L’âge pour devenir parent par AMP : mais où sont passées les limites ?

le Lundi 18 Juin 2018 à l’Ined, salle Sauvy de 11h30 à 12h30

Présenté par : Laurence Brunet (Université Paris 1 Panthéon-Sorbonne) ; Discutante : Virginie Rozée (Ined)

Le droit français a posé des limites temporelles au désir aux couples infertiles pour devenir parents en recourant aux nouvelles techniques de procréation : il faut être vivant et en âge de procréer. La première limite ne prête a priori pas à discussion, la seconde est beaucoup plus délicate à définir. Pourtant l’une comme l’autre sont aujourd’hui mises à l’épreuve, aussi bien pour les hommes que pour les femmes.

Pour les premiers, trois configurations particulières permettent de le montrer, dans lesquelles des paillettes de sperme congelé restaient à disposition alors même que l’homme était soit décédé, soit en fin de vie, soit d’un âge avancé. On voudrait montrer comment certaines décisions ont conduites à valider le désir de paternité post mortem et celui des senior, et comment la loi et les pratiques médicales ont contribué à paver la voie des paternités in extremis.
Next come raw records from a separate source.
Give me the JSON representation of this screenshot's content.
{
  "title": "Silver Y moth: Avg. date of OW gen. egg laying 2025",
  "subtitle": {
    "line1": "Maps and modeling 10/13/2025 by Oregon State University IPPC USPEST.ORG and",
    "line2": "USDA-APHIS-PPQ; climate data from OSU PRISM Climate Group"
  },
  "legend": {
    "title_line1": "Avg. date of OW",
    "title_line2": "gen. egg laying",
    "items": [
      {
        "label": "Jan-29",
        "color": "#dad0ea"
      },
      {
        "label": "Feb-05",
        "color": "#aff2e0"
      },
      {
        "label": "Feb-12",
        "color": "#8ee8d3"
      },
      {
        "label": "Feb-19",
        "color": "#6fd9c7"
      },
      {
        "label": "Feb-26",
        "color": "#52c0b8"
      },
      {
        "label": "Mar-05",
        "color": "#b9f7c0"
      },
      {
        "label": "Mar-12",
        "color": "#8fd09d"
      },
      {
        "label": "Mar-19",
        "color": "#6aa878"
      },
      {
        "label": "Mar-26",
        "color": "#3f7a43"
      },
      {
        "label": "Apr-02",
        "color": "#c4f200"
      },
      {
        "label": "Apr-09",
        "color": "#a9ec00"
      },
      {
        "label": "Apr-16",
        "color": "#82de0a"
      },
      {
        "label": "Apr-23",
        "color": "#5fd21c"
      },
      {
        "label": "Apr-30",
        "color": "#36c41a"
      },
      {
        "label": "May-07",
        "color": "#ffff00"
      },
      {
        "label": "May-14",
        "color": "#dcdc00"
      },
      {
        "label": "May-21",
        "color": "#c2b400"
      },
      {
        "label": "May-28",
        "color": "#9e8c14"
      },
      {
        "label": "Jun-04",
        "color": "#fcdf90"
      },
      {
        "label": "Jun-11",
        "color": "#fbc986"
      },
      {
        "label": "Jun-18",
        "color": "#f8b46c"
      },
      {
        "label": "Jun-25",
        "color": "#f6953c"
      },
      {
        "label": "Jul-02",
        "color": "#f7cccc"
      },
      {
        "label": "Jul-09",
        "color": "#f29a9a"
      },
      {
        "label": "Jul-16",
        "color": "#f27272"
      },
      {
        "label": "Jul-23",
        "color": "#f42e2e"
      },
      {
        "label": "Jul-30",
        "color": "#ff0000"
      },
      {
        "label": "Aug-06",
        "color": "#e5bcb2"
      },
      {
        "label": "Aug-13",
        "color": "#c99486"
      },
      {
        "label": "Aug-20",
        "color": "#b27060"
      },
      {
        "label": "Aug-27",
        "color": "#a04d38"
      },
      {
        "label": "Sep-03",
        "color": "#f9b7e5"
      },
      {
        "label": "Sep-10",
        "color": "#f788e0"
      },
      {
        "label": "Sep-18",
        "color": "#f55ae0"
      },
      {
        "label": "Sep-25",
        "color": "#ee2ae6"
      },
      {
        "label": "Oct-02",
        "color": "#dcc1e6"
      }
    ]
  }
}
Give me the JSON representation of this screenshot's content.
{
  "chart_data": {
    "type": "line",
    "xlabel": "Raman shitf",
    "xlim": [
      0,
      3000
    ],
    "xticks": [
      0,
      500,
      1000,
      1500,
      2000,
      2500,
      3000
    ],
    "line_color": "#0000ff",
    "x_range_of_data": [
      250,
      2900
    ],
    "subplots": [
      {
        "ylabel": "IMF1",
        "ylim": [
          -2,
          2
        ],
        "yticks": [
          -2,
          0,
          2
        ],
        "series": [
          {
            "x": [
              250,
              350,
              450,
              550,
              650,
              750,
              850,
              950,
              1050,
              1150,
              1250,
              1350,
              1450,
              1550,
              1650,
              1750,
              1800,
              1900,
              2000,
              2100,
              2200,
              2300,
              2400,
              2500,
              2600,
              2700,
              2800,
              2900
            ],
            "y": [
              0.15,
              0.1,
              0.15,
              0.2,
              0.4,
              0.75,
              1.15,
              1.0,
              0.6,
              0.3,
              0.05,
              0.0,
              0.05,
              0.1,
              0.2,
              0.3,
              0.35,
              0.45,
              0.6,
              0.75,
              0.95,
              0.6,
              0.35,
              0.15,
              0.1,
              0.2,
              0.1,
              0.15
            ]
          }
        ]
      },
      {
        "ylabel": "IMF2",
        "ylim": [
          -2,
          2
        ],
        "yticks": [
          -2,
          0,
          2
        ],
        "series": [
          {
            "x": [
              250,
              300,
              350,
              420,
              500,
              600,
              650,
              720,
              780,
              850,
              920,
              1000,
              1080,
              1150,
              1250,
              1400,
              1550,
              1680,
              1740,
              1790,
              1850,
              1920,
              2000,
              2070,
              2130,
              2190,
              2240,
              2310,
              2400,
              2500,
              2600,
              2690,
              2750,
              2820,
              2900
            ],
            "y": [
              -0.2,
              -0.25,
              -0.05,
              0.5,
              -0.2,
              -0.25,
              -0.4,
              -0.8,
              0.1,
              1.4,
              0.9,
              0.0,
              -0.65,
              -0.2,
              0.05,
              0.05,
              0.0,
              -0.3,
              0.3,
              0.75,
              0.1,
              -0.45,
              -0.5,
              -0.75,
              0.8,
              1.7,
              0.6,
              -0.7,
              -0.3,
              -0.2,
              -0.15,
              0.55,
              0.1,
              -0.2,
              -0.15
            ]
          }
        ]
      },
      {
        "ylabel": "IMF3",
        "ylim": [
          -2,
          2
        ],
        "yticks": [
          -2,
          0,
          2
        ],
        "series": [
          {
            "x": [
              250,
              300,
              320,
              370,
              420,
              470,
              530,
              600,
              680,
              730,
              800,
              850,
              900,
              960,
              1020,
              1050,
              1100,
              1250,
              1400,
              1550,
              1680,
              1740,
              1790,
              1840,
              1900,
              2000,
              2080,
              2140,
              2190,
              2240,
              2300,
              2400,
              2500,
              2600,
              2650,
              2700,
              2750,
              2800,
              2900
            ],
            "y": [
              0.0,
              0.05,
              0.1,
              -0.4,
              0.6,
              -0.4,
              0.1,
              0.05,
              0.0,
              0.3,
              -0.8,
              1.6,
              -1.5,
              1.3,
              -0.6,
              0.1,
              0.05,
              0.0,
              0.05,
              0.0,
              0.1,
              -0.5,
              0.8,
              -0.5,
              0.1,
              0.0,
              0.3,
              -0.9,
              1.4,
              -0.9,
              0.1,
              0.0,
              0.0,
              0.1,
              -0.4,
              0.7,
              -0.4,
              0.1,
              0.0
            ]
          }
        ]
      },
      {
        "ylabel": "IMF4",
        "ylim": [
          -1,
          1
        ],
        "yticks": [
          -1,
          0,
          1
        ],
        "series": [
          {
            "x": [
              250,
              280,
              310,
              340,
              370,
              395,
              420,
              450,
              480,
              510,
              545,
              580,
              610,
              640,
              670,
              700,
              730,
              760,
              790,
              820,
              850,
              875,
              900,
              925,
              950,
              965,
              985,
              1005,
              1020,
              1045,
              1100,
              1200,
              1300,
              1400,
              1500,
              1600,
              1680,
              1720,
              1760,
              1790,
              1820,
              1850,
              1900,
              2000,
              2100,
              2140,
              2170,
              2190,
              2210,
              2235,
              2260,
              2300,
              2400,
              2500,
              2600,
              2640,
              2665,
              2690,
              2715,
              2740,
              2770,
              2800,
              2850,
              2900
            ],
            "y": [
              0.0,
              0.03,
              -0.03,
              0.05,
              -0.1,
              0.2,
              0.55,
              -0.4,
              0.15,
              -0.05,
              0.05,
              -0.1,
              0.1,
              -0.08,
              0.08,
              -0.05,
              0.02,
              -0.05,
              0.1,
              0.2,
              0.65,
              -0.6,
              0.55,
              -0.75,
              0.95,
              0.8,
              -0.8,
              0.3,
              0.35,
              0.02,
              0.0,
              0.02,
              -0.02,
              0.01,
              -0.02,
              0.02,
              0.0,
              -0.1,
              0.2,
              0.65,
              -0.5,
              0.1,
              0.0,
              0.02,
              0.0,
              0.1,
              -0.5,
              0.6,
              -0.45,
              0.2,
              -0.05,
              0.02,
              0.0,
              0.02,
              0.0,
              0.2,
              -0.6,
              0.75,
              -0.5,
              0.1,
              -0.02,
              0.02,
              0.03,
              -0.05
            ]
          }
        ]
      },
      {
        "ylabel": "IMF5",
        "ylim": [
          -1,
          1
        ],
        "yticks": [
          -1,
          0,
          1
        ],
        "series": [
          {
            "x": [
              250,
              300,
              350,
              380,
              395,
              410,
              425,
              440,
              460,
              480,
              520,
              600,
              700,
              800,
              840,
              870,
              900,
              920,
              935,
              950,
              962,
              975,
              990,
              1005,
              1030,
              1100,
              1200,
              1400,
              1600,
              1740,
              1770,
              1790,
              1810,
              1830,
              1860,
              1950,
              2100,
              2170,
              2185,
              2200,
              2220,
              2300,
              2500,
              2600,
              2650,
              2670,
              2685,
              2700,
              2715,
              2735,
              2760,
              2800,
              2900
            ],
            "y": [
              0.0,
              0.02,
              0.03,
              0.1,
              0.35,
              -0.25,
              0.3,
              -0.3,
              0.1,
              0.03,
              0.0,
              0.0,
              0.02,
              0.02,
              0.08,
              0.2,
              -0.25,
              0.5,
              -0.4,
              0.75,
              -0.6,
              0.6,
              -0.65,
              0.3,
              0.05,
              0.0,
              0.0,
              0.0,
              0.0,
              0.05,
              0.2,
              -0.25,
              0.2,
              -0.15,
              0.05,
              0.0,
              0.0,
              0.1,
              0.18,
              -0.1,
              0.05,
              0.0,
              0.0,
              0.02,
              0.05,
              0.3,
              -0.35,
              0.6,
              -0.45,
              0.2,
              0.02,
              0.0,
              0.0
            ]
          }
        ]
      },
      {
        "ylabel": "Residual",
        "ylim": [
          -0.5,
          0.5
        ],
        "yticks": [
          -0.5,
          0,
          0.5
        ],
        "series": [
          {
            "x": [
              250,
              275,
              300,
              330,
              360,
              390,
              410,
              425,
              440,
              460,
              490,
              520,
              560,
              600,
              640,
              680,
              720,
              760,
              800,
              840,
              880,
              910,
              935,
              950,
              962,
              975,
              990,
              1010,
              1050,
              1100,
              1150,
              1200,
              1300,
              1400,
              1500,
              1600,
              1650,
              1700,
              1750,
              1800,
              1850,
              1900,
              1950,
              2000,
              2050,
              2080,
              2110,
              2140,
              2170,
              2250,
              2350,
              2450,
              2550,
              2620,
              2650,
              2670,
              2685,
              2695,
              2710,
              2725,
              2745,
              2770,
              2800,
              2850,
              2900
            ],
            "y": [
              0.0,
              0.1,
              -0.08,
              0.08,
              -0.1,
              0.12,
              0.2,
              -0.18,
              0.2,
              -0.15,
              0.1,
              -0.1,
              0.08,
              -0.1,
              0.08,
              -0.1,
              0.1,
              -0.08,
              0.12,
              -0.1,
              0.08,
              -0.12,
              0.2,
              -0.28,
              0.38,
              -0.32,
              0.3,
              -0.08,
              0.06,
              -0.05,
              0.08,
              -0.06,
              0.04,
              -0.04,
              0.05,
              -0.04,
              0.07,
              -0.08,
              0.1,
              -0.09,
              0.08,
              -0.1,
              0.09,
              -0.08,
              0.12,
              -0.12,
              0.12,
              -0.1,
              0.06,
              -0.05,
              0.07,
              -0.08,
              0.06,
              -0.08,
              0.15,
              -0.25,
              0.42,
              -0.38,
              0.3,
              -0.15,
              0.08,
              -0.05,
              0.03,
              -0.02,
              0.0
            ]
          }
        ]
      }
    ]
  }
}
Du côté des femmes, le cadre est a priori plus strict puisque aucune tentative d’AMP n’est plus remboursée après 43 ans. Pourtant la pratique du don d’ovocytes remet en cause l’exigence légale d’être en « âge de procréer ». La majorité des femmes candidates au don ne demandent en effet à bénéficier de cette technique que pour compenser les effets de l’âge. Ce recul de la limite d’âge posée par la loi est encore amplifié par l’essor du recours à des dons à l’étranger, dont les frais sont en partie remboursées par la sécurité sociale française. De la même manière l’inflation des pratiques transnationales de GPA vient aussi accentuer ce phénomène de recul de l’âge de la maternité.

Les limites posées par la loi en 1994 prennent l’eau de toute part. La possibilité pour un homme d’autoconserver son sperme, pour quelque motif que ce soit, et la perspective (en débat aujourd’hui, la pratique étant encore interdite) que les femmes puissent faire de même avec leurs ovocytes (pour anticiper leur vieillissement), portent en germe le renversement de toutes les barrières temporelles dans lesquelles la loi avait jugé raisonnable d’enfermer les limites de la parenté.

Laurence Brunet

Laurence Brunet est juriste, chercheuse associée à l’Institut des Sciences juridique et philosophique de la Sorbonne (UMR 8103), Université Paris 1 Panthéon-Sorbonne-CNRS et chargée d’enseignement à l’Institut d’études judiciaires de l’Université Paris Sud (libertés publiques et droits fondamentaux).

Elle a été co-responsable, avec I. Théry, M. Gross et J. Merchant, du séminaire bi-mensuel, Genre, personne et parenté dans l’Assistance médicale à la procréation à l’EHESS entre 2011 et 2016.

En 2013 elle a coordonné l’étude juridique commanditée par le Parlement européen sur la gestation pour autrui dans les pays de l’Union européenne (A Comparative Study on the Regime of Surrogacy in EU Member States, Directorate General for Internal Policies, Legal and Parliamentary Affairs)

Elle a aussi fait partie du groupe de travail présidé par I. Théry et A.-M. Leroyer  qui a remis un rapport au Ministre délégué à la famille « Filiation, origines et parentalité-Le droit face aux nouvelles valeurs de responsabilité générationnelle », publié chez Odile Jacob, 2014.

Elle est par ailleurs chargée de mission au Centre d’éthique clinique de l’Hôpital Cochin, Hôpitaux Universitaires Paris Centre et assure notamment des formations dans plusieurs DU de périnatalité dans les hôpitaux Béclère et Necker.

Ses recherches portent sur la notion juridique d’identité de la personne, en particulier sur la filiation, la parenté et l’identité sexuée.